Further afield, the European Central Bank kept rates steady at their July meeting and made clear policy would be decided meeting by meeting. At this stage, September is regarded as “wide open”. President Lagarde also emphasised the ECB is looking at a range of data not one particular variable. The Governing Council view policy as restrictive. The Bank Lending Survey, released earlier in the week, support this perspective, highlighting that credit conditions are tight and loan demand sluggish, particularly among corporates. Going ahead, the ECB will be mindful of underlying strength in the labour market and an expected acceleration in activity growth into 2025; but inflation trending sustainably to target should instil confidence in a succession of rate cuts towards neutral.

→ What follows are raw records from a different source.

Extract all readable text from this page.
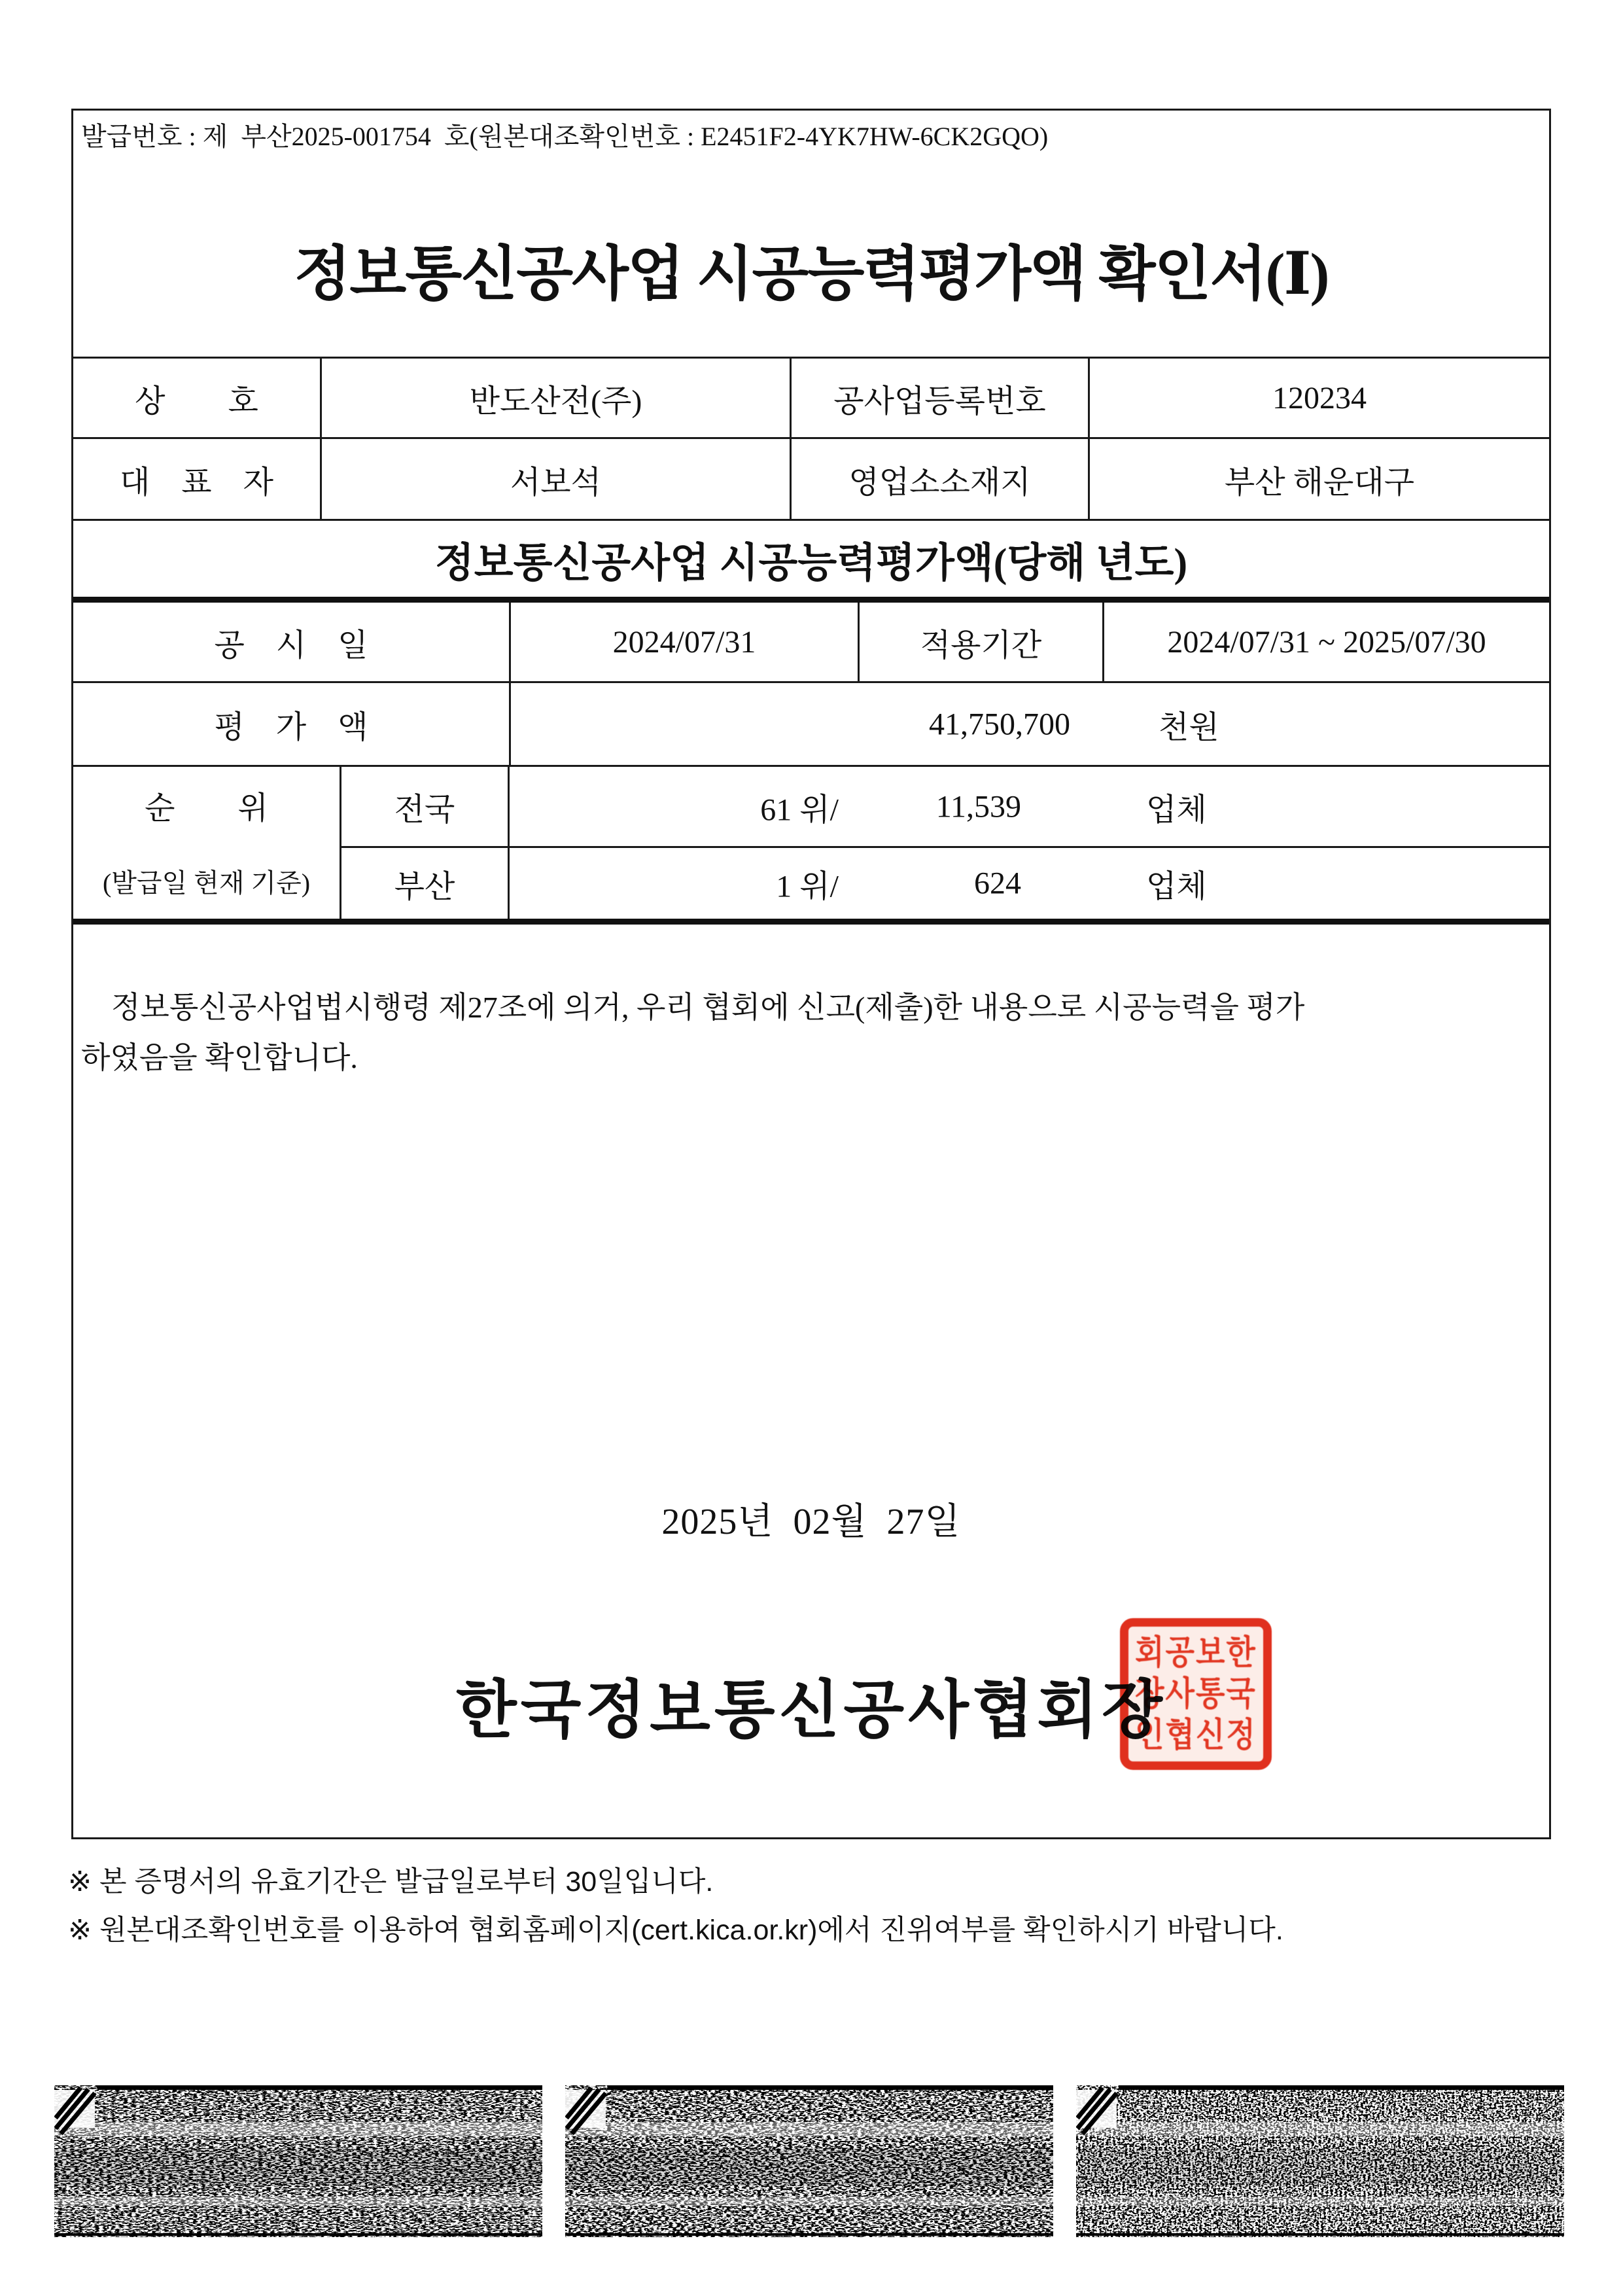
발급번호 : 제  부산2025-001754  호(원본대조확인번호 : E2451F2-4YK7HW-6CK2GQO)
정보통신공사업 시공능력평가액 확인서(Ⅰ)
상　　호	반도산전(주)	공사업등록번호	120234
대　표　자	서보석	영업소소재지	부산 해운대구
정보통신공사업 시공능력평가액(당해 년도)
공　시　일	2024/07/31	적용기간	2024/07/31 ~ 2025/07/30
평　가　액	41,750,700	천원
순　　위
(발급일 현재 기준)
전국	61 위/	11,539	업체
부산	1 위/	624	업체
정보통신공사업법시행령 제27조에 의거, 우리 협회에 신고(제출)한 내용으로 시공능력을 평가
하였음을 확인합니다.
2025년  02월  27일
한국정보통신공사협회장
회공보한
장사통국
인협신정
※ 본 증명서의 유효기간은 발급일로부터 30일입니다.
※ 원본대조확인번호를 이용하여 협회홈페이지(cert.kica.or.kr)에서 진위여부를 확인하시기 바랍니다.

In the UK meanwhile, key data ahead of the August meeting made clear the complexity of the task before the Bank of England. The headline CPI rose 2.0%yr in June, consistent with the May print and their medium-term policy target. However, both core inflation and services inflation remained unchanged at an elevated level, 3.5%yr and 5.7%yr respectively. Wages also rose 5.7%yr in May, continuing their downtrend but still elevated versus history. Significant further progress with wages is necessary to quell services inflation. In this light, while annual headline inflation is at target, the Bank of England may choose to hold in August and wait to September to cut. The August decision is likely to be finely balanced; the market views it as such, with a cut seen as a roughly 50/50 proposition.
US retail sales were flat in June after an upward revision in May from 0.1% to 0.3%. The sales control group, which feeds into GDP calculations, was robust at 0.9% in June, up from 0.4% in May. Though, year-to-date, growth in control group sales remains weak, having averaged a gain of around 0.2% per month, less than half of 2023’s pace. While decelerating inflation and the promise of rate cuts are supportive of spending, growing uncertainty over the labour market should restrict consumption to a modest pace through the remainder of 2024.
Taking a broader view, the FOMC’s Beige Book for July signalled the economy is softening and price conditions are consistent with a return to target inflation. Respondents noted that activity was maintaining “a slight to modest pace” in aggregate, but five districts reported “flat or declining activity”. On employment, “Most districts reported employment was flat or up slightly” and wages grew at a “modest to moderate pace”, in part because of improved labour availability. Price increases were “modest” overall, with a “couple” of districts noting only “slight increases”.
Finally to China, where the economy expanded 0.7%qtr in Q2 and 5.0% year-to-date. This puts the economy on track to achieve the 5.0% growth target set for 2024 overall, even without active government support. Growth is being fuelled by capacity expansion and a drive to increase value add, principally to meet foreign demand. Fixed asset investment growth of 8.5%ytd (excluding property) against a 10% decline in property investment and retail sales growth of just 3.7%ytd highlights that the consumer has, to date, missed out on the dividends from trade. As we discuss in our note, this situation has to change if downside risks are to be extinguished and the government’s medium-term objectives for the whole economy met.
This week also saw the conclusion of China’s latest Plenum. There was no change in the priorities of officials, with “high-quality development” remaining the focus and the property market receiving little attention. The reference to “actively expanding domestic demand” does not necessarily mean the consumer will receive immediate or significant support. Rather, it is more likely the central Government will focus on public and private investment, anticipating this activity will support employment and confidence and consequently stronger consumer demand. Further detail is likely to be provided in coming weeks, with a Politburo meeting scheduled for month end.